Custom connectors are how Power Automate and Power Apps reach systems Microsoft has not built a connector for. The OpenAPI-based authoring is straightforward. The production patterns for security, versioning, and lifecycle are not.
The OAuth setup that works
Microsoft Entra-protected APIs are the easiest integration. Register an app in Entra, expose a scope, configure the connector with OAuth 2.0 -> Microsoft Entra ID, and use service principal authentication for production.
For third-party APIs (Stripe, Twilio, anything outside Entra), use API key or generic OAuth 2.0. API key is simpler but every user needs the key. OAuth 2.0 is harder to set up but supports per-user authorization without sharing secrets.
Versioning is your responsibility
Custom connectors do not have built-in version management. If you change a connector’s schema, every flow using it can break silently. The pattern that works:
- Treat each connector as an artifact in source control via the
paconnCLI. - For breaking changes, create a new connector (
MyAPI v2) rather than mutating the existing one. - Migrate flows one at a time to the new version.
paconn download -e [environment] -c [connector-id]

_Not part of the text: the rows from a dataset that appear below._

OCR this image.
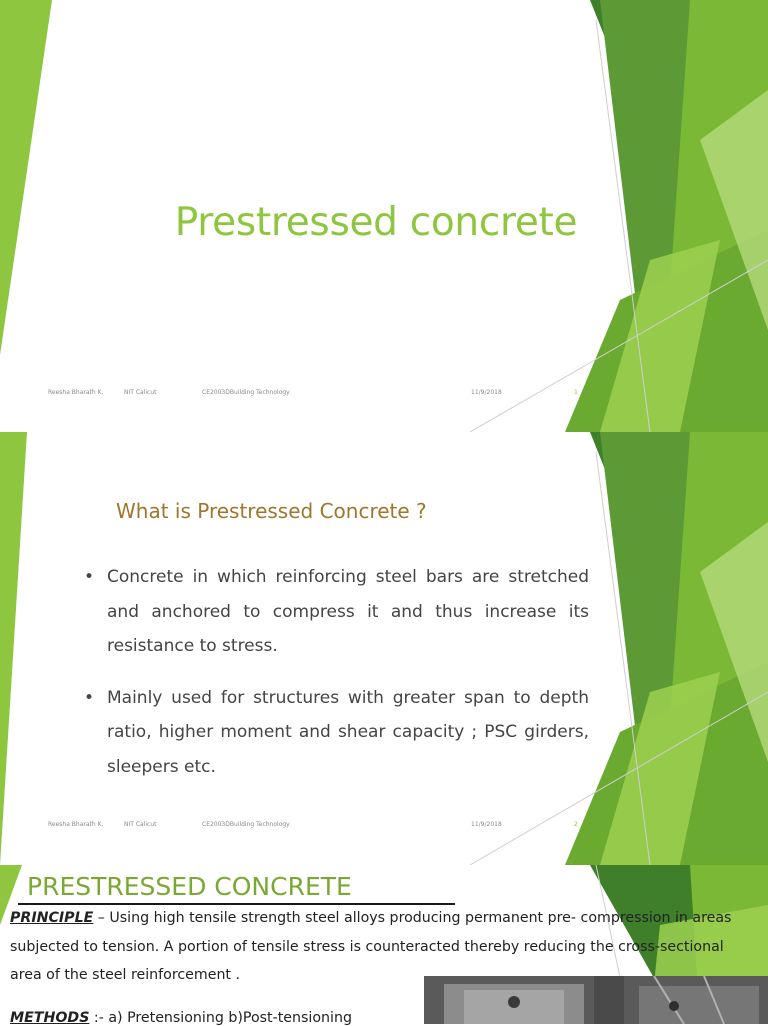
Prestressed concrete
Reesha Bharath K.	NIT Calicut	CE2003DBuilding Technology	11/9/2018	1
What is Prestressed Concrete ?
• Concrete in which reinforcing steel bars are stretched and anchored to compress it and thus increase its resistance to stress.
• Mainly used for structures with greater span to depth ratio, higher moment and shear capacity ; PSC girders, sleepers etc.
Reesha Bharath K.	NIT Calicut	CE2003DBuilding Technology	11/9/2018	2
PRESTRESSED CONCRETE
PRINCIPLE – Using high tensile strength steel alloys producing permanent pre- compression in areas subjected to tension. A portion of tensile stress is counteracted thereby reducing the cross-sectional area of the steel reinforcement .
METHODS :- a) Pretensioning b)Post-tensioning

git commit -am "connector v1.3 baseline"
paconn create -p ./properties.json -a ./apiDefinition.swagger.jsonThe 30-second timeout
Power Automate Dataverse-triggered flows allow a 30-second sync response from a custom connector. Beyond that, the call times out. For long-running APIs, return 202 Accepted with a status URL and poll asynchronously. Build a Get Status action into the same connector for the polling.
Throttling at the connector level
Each connector has its own throttling. Default is 100 requests per minute per connection. Heavy workloads need either:
- A premium-tier connector with higher limits (paid).
- Distribute calls across multiple service principals.
- Add explicit delay actions in flows that loop over the connector.
Connection references and ALM
A custom connector deployed via solution requires a connection reference that maps to an environment-specific connection. Without the reference, the connector appears in dev and breaks in production. Always include the connection reference in the solution and rebind during deployment (covered in the Pipelines article).
The “test from connector” trap
The “Test” feature in the connector UI uses your interactive credentials. Tests pass for you. Production runs use a service principal. Tests pass for one identity, fail for another. Always test using the service principal that production will use, not your admin account.
Triggers vs actions
Custom connectors can expose triggers (webhook-style) and actions (request/response). Webhook triggers are vastly more efficient than polling actions. If your API supports webhooks, define them in the connector’s swagger and Flow will subscribe correctly.
What to do this week
List your custom connectors. For each, document: auth method, versioning policy, timeout handling, throttle limit, owning service principal. Connectors missing any of these are tech debt waiting to fire.